While watching the remake of Pet Sematary, I found myself thinking, “Was the original movie as bad as this? Or maybe the source material is terrible, and I just don’t quite remember…” After all, it pretty much has every Stephen King trope covered, from creepy woods to scary sounds to childhood trauma to horrific hobbling. I remember it as the ultimate in grocery-store paperback horror–everyone just ate the book up in high school. The idea of being able to bring back the dead has always been intriguing. But we know going all the way back to Frankenstein, that it is never a good idea.
A nice white family is moving into their new country house in (of course) Maine to get away from the scary and fast-paced life in the city. Louis (Jason Clarke) is an ER doctor, and his wife Rachel (Amy Seimetz) is a stay-at-home-mom to 8-year-old Ellie and toddler Gage. Curious about an earlier burial procession of some local kids, Ellie wanders deep into the land behind their house and finds a pet cemetery (misspelled on the childlike sign as “Sematary”). There she meets old man neighbor Jud (John Lithgow) who give her a dire warning, but he turns out to be a kind, lonely old man. (I don’t think kind, lonely old neighbor men that you meet in the woods exist in the movies any more, without being creepers, that is.)
When the family cat, Church, gets run over by one of the many huge tanker trucks just out on the road (foreboding!), Jud offers to help Louis hide the truth from the kids (tell them Church just ran away) by showing him a special spot in the woods beyond the pet cemetery. Does Ellie love Church? Yes. Does Louis love Ellie? Of course. Well, then he should do this thing that is a really really bad idea (double foreboding!).

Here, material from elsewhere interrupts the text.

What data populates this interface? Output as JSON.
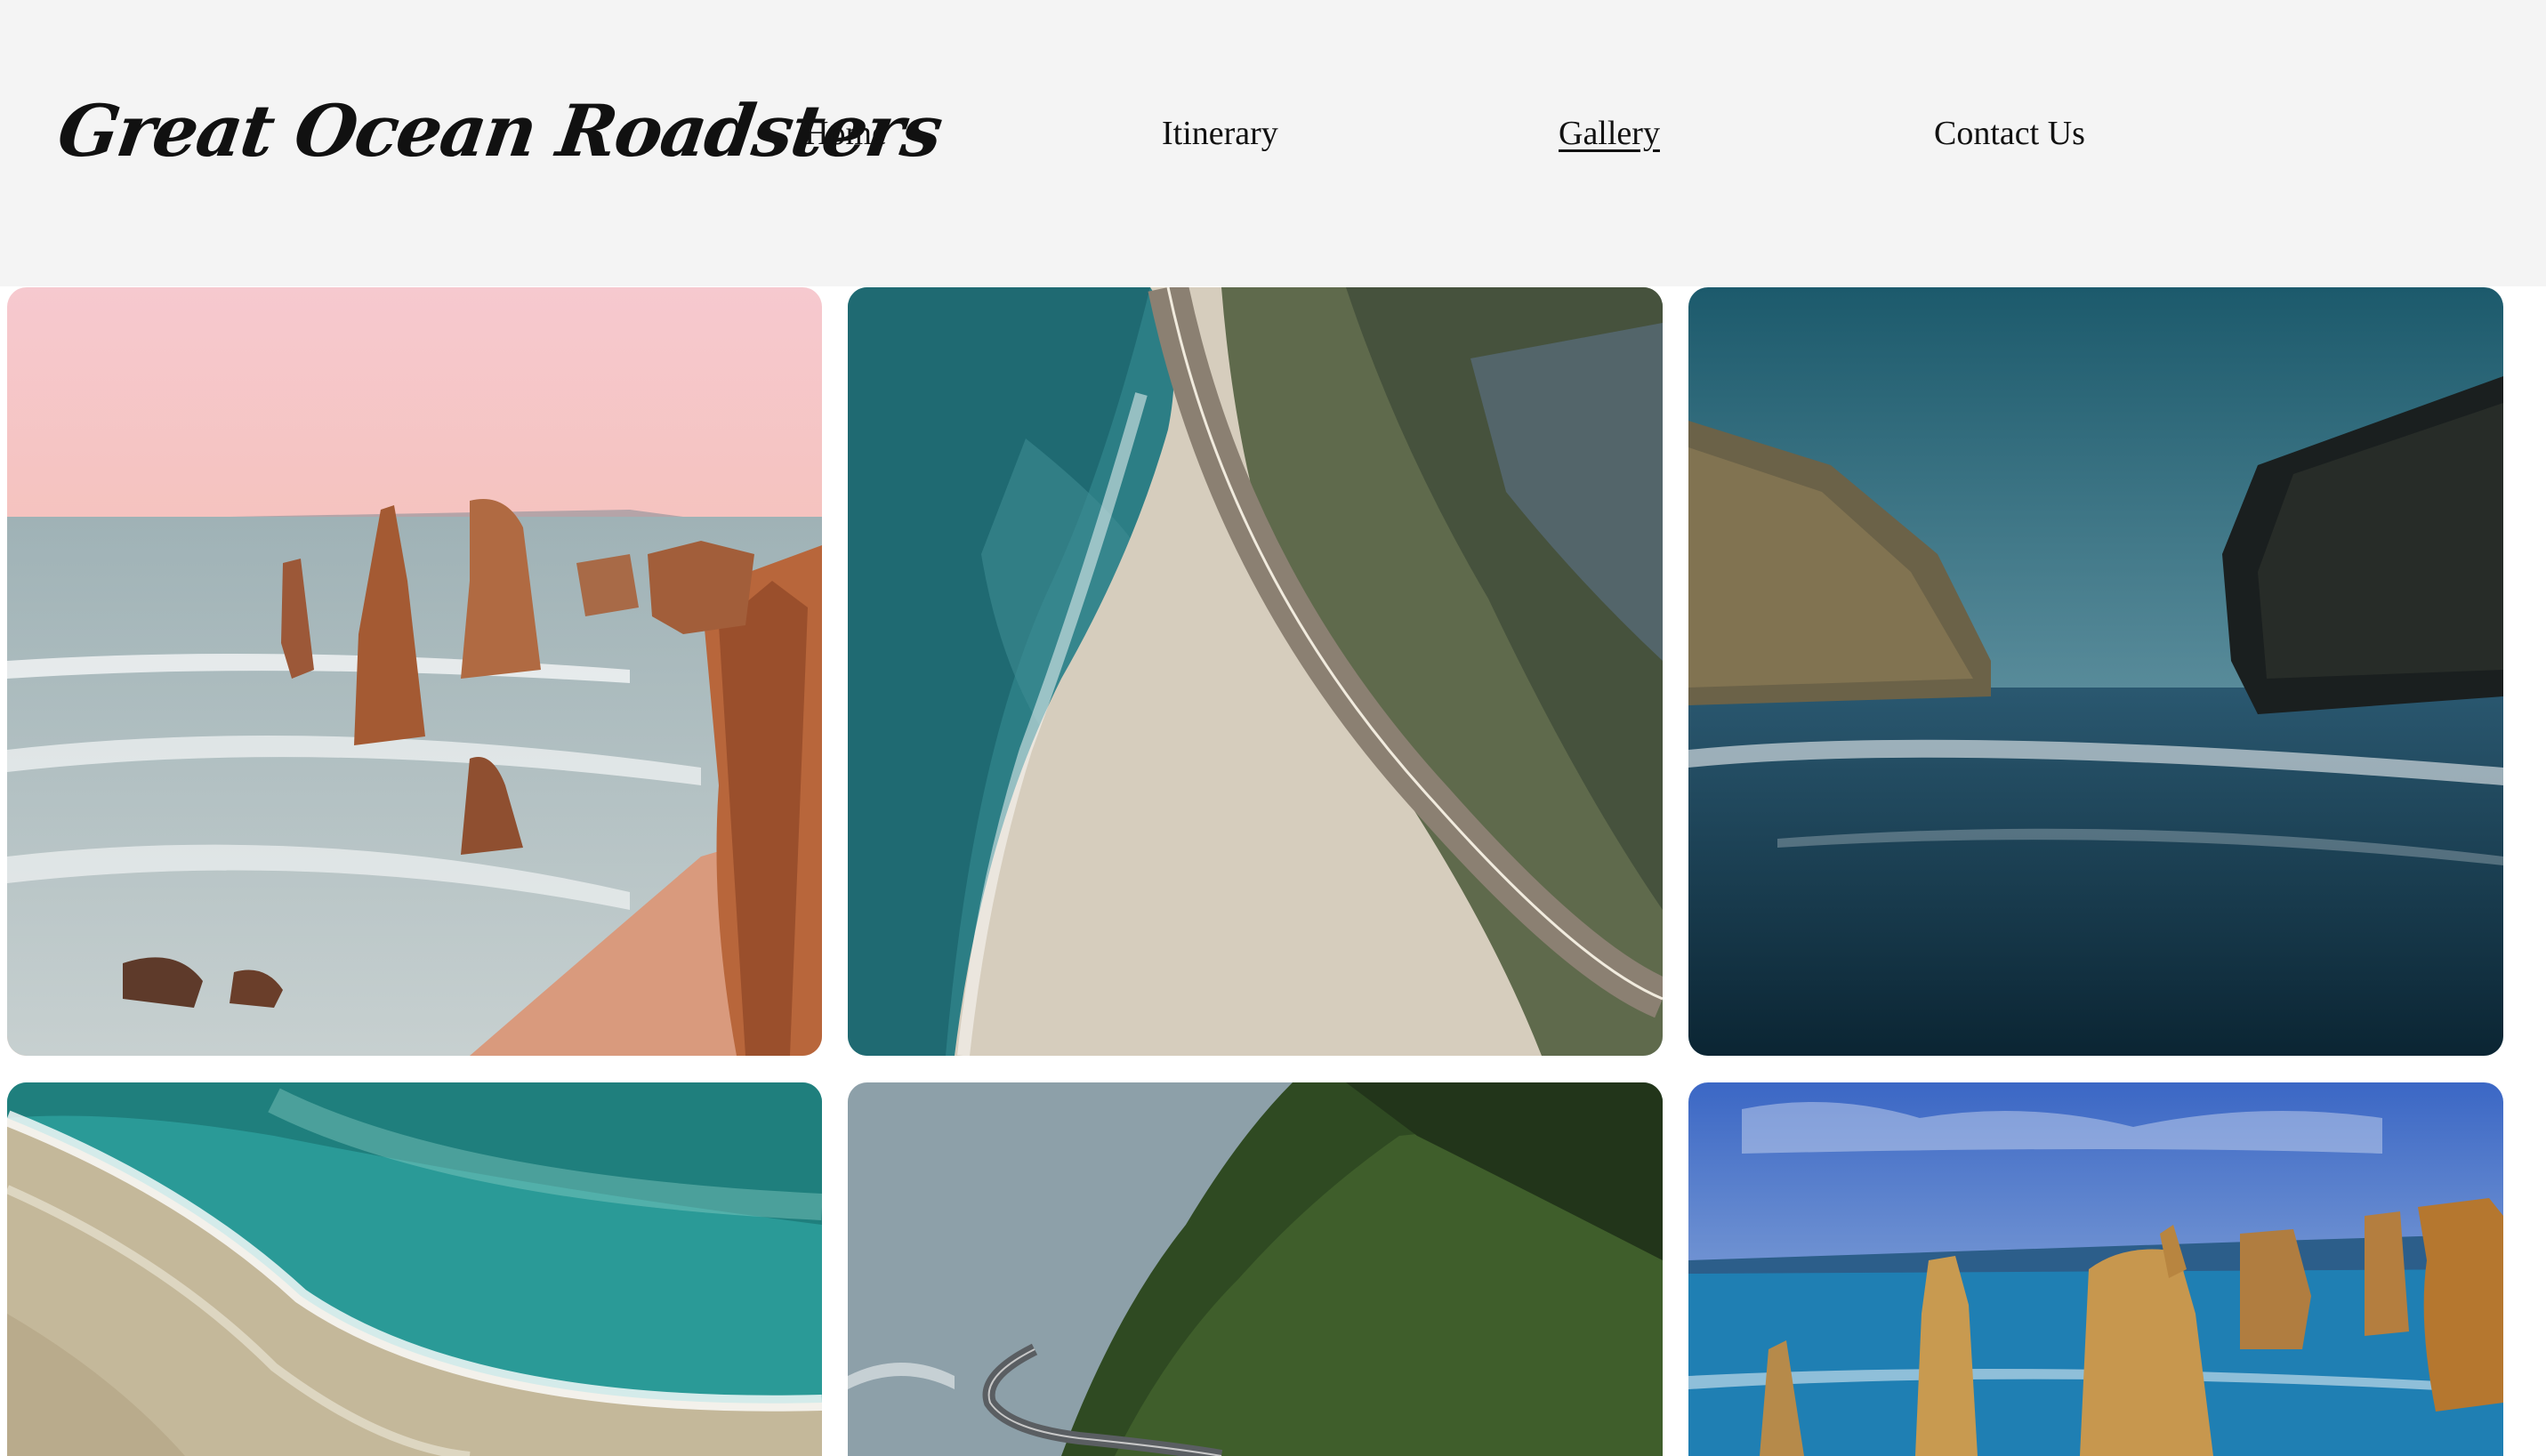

One dead-cat-buried-in-an-old-sacred-burial-ground is one kind-of-alive (but crusted with blood and filthy) cat showing up a short time later in his daughter’s bedroom. Church is back, but he is not quite the same. (Yeah, Jud should have mentioned that part.)

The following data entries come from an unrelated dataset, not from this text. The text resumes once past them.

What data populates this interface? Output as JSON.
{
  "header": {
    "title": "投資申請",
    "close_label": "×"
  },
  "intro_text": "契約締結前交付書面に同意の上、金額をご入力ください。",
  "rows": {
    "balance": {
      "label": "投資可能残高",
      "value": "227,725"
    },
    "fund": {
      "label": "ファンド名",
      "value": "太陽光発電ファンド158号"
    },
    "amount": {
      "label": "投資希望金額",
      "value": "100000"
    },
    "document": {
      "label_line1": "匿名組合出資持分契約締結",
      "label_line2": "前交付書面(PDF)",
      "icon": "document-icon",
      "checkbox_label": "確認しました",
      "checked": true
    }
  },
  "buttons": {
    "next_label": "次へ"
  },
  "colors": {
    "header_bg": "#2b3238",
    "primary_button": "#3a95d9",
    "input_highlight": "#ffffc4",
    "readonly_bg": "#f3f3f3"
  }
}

But you can’t just have an evil not-dead cat terrorizing the family. You just know that the dead pet is going to be one-upped inevitably by a dead human. How far would you go after a horrifying loss? Louis, against all reason, of course goes there, and the final chunk of the movie lets you know what a bad idea it is to bring back a family member via creepy-woods-magic.

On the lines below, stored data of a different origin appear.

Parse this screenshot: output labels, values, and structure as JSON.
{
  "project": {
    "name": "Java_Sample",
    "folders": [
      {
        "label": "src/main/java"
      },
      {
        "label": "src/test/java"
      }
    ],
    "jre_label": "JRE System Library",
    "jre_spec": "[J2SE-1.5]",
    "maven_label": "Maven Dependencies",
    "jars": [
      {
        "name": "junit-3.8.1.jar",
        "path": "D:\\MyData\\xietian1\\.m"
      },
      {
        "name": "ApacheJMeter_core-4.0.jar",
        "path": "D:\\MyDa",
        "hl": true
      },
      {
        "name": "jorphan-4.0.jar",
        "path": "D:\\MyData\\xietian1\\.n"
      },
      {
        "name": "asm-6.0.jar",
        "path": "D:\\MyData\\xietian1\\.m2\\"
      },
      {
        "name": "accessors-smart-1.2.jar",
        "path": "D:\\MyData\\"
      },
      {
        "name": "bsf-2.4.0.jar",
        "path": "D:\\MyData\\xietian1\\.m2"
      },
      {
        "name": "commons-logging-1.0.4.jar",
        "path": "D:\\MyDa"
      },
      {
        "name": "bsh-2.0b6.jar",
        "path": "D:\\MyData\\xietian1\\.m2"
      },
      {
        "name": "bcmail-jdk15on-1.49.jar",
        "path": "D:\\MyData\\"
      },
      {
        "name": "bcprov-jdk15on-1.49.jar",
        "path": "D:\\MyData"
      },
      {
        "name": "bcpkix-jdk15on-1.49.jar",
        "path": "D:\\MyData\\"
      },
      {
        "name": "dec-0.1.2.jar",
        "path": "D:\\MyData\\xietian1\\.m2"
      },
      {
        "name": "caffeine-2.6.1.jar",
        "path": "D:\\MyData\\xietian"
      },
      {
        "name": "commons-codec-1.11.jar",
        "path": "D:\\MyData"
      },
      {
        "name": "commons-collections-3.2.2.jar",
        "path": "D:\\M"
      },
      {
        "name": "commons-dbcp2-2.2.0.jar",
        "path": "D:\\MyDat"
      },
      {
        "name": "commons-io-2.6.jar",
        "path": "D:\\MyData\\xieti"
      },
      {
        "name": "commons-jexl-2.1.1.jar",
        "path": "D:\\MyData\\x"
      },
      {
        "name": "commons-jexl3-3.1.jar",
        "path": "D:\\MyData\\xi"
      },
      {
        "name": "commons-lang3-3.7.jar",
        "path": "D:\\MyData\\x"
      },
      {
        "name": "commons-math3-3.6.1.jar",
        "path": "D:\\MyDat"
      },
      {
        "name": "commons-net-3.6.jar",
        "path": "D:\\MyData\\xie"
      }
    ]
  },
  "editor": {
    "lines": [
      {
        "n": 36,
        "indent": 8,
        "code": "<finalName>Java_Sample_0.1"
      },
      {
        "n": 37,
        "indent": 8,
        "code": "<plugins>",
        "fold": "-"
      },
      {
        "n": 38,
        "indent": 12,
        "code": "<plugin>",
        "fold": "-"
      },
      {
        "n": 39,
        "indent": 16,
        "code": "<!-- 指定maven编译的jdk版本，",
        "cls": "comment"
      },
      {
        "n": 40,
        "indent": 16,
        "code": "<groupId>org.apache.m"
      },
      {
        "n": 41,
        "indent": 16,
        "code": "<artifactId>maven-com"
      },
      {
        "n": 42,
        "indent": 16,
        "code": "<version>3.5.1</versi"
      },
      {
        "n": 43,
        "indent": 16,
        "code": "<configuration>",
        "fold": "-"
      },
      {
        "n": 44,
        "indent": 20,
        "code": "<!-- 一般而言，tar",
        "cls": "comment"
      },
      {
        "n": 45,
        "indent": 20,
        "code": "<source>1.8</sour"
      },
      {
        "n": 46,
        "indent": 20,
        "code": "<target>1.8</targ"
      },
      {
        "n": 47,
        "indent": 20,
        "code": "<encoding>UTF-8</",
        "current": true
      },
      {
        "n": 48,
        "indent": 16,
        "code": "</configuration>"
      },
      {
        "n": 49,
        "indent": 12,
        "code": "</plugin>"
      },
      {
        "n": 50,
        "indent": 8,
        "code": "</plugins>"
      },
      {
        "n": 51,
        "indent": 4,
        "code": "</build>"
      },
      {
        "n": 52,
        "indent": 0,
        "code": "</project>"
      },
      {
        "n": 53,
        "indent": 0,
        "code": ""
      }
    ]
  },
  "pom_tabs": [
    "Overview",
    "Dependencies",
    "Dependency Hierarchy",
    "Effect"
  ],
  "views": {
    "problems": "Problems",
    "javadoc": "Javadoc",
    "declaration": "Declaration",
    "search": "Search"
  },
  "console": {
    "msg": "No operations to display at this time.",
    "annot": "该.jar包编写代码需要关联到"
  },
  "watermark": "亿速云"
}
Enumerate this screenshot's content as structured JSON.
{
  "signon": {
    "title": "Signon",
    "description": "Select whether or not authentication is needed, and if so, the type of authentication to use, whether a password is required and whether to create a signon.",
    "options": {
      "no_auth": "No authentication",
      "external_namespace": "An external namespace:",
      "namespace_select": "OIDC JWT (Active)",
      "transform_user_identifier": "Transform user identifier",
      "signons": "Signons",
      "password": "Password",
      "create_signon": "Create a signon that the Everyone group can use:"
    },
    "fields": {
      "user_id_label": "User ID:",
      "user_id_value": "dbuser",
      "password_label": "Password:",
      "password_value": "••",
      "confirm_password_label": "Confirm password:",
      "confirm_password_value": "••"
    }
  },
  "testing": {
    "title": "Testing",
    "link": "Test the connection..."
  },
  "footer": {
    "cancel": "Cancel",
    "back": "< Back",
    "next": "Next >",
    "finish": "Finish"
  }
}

The problem is, the stakes are only “bad horror movie” high. You can see the jumps coming from a mile away, and they aren’t even satisfying. The film plays a little with fans of the original film (and book), teasing with alterations to the story that don’t pay out like they seemingly should. And the only actor who rises above this cheese is John Lithgow, who at least throws extra earnestness into his role. You know he is doomed, but you kind of miss him when he is gone.
The ideas behind the story really should hold way more emotional power than they do. For instance, the recent Netflix series The Haunting of Hill House dealt with death and the aftermath very powerfully (and was terrifying in the process). But even as a popcorn scare, Pet Sematary is an uninvolving bore that seems twice as long as its run time. You may as well just watch the trailer for the succinct version. After all, it gives away the entire plot.